While the DOJ and FBI claim to be applying increasing resources to combating hate crime, Arab-American and Muslim-American civil rights groups have accused the agencies of racial profiling, harassment of ‘Middle Eastern-looking’ people at airports and in other public settings, and widespread abuses in the round-ups and detention of Arabs and Muslims after the 9/11 attacks.

Law-enforcement observers agree that the membership of militant right-wing groups has decreased since the Oklahoma City bombing – from some 20,000 to perhaps a few thousand now -- but many believe that has made them all the more dangerous.
Nonetheless, the contrasting treatment given to two cases illustrate the priority given to foreign terrorism.

In 2002, federal agents arrested Jose Padilla, a U.S. citizen, claiming he was an Al-Qaeda operative planning to explode a ‘dirty bomb’ in the US. He was officially declared an ‘enemy combatant’, and was held virtually incommunicado in a naval brig –though the Supreme Court ruled he should be charged or released.

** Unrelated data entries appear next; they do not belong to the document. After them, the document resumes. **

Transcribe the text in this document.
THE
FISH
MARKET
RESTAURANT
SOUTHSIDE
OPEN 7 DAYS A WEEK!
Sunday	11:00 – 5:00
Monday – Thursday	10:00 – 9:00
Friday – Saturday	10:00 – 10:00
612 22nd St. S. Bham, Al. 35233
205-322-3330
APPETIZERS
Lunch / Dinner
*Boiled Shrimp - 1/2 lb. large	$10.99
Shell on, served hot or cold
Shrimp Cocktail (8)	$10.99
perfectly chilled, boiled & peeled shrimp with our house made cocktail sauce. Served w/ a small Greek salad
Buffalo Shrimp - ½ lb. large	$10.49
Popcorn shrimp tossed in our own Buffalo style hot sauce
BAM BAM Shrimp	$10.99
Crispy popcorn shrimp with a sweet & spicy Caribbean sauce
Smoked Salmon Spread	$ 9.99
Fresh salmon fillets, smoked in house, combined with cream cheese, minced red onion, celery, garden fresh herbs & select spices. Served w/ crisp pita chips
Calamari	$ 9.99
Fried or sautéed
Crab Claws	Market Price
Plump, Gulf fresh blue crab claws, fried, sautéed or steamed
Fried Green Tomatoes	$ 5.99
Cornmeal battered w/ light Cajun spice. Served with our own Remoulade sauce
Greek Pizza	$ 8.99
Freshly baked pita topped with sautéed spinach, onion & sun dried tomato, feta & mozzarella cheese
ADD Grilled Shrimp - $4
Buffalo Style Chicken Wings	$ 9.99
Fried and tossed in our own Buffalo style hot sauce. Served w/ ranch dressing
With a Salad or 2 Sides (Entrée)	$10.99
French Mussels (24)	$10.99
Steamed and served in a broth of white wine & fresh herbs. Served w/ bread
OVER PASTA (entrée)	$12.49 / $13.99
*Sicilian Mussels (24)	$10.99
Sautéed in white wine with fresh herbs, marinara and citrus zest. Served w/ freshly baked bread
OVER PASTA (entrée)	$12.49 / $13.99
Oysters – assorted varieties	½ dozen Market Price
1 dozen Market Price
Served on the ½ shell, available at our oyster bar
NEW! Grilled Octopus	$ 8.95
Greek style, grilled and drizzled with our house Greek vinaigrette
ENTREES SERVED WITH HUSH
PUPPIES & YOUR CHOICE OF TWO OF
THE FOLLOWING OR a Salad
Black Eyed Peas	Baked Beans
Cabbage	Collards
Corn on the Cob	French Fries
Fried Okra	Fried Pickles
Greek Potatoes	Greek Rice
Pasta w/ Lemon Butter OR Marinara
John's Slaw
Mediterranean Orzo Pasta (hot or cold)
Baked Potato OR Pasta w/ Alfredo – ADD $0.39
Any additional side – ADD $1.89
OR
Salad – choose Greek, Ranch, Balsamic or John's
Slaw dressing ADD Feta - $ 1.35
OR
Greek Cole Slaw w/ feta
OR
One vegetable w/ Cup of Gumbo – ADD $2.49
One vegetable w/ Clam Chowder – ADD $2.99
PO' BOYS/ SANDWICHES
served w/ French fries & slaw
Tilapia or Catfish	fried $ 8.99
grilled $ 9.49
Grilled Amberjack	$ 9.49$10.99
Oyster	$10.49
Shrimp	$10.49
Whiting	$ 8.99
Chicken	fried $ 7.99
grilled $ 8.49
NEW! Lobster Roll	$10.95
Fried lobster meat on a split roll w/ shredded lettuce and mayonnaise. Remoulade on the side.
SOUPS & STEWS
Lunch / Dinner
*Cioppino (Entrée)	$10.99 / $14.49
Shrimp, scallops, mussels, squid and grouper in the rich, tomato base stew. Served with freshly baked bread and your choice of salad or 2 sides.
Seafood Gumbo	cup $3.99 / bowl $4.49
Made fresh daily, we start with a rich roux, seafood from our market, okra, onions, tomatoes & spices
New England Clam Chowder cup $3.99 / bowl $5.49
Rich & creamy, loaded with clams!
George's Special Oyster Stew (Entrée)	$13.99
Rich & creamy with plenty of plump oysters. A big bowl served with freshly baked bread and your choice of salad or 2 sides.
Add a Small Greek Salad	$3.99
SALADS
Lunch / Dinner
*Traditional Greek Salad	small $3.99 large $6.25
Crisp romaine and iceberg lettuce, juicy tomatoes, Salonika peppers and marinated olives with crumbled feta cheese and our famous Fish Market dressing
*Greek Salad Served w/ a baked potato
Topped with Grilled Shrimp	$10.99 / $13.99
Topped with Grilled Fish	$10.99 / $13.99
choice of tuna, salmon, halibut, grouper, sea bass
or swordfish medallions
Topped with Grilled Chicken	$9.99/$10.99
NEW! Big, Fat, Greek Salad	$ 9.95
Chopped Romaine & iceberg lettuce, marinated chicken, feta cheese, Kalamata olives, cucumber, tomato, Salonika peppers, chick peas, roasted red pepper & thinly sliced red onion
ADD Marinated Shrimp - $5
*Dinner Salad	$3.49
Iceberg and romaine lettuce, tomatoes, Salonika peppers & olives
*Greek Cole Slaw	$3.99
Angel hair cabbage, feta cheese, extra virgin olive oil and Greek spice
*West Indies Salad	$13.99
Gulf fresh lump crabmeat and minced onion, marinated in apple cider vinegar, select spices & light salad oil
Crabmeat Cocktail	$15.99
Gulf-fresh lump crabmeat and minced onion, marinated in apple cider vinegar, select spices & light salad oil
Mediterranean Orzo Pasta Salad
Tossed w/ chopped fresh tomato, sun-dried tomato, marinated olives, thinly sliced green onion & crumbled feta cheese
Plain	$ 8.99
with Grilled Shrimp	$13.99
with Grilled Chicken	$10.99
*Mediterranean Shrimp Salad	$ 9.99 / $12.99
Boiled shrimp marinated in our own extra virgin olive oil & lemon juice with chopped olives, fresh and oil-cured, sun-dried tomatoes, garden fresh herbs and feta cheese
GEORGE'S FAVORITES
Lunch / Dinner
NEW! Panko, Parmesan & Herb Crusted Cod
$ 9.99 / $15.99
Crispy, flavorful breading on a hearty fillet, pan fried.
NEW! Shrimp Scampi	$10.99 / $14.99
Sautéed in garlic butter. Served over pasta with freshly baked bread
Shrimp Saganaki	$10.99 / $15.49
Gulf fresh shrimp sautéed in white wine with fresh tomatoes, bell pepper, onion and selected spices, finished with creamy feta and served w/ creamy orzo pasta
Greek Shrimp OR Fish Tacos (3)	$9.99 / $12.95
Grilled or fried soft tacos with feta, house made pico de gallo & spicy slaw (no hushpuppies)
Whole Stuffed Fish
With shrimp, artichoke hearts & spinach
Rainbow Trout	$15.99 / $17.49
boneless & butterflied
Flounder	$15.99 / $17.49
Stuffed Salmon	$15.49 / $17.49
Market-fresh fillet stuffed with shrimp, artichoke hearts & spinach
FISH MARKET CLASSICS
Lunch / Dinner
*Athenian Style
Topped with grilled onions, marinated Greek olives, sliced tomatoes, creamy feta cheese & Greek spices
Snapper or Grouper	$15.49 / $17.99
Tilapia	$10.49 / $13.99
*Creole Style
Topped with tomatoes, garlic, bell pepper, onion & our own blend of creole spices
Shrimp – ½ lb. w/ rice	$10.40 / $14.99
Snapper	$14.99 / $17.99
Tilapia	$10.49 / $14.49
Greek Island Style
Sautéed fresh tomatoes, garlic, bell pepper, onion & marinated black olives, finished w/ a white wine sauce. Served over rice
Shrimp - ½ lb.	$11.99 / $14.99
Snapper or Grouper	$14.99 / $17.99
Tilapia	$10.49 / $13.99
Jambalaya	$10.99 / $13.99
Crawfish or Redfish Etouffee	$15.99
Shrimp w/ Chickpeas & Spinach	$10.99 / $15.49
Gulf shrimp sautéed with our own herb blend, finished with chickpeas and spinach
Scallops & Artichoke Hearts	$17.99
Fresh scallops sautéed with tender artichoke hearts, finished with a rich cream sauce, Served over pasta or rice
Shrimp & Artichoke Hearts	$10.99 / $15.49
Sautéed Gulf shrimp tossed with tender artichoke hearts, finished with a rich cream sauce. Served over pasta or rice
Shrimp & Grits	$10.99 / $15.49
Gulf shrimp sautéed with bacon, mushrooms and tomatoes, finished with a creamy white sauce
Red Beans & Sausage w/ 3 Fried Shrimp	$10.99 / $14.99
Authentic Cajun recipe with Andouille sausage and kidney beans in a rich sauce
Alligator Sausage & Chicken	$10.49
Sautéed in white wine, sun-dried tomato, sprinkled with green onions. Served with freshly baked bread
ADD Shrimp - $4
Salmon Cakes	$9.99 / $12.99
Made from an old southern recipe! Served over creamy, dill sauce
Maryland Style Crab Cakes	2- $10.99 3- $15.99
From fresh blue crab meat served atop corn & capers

A few months later, federal agents in Texas arrested William Krar, who was found to have a bomb like the one used in Oklahoma City, as well as a half-million rounds of ammunition. Krar is now serving an 11-year prison term.

Padilla had no record of militant activity and had no weapon when he was arrested. Krar was known as a right-wing zealot and was heavily armed. The disparity in their treatment indicates a double standard, according to Daniel Levitas, the author of "The Terrorist Next Door," which describes indigenous American terrorist movements. He attributes this double standard simply to the government saving face.

"I think it's embarrassing to the United States to present frightening evidence that there are people in this country who are just as fanatical and murderous as Islamic terrorists halfway around the world," he said. As a result, Levitas said, the Justice Department made little of Krar's arrest, but took pains to publicize Padilla's.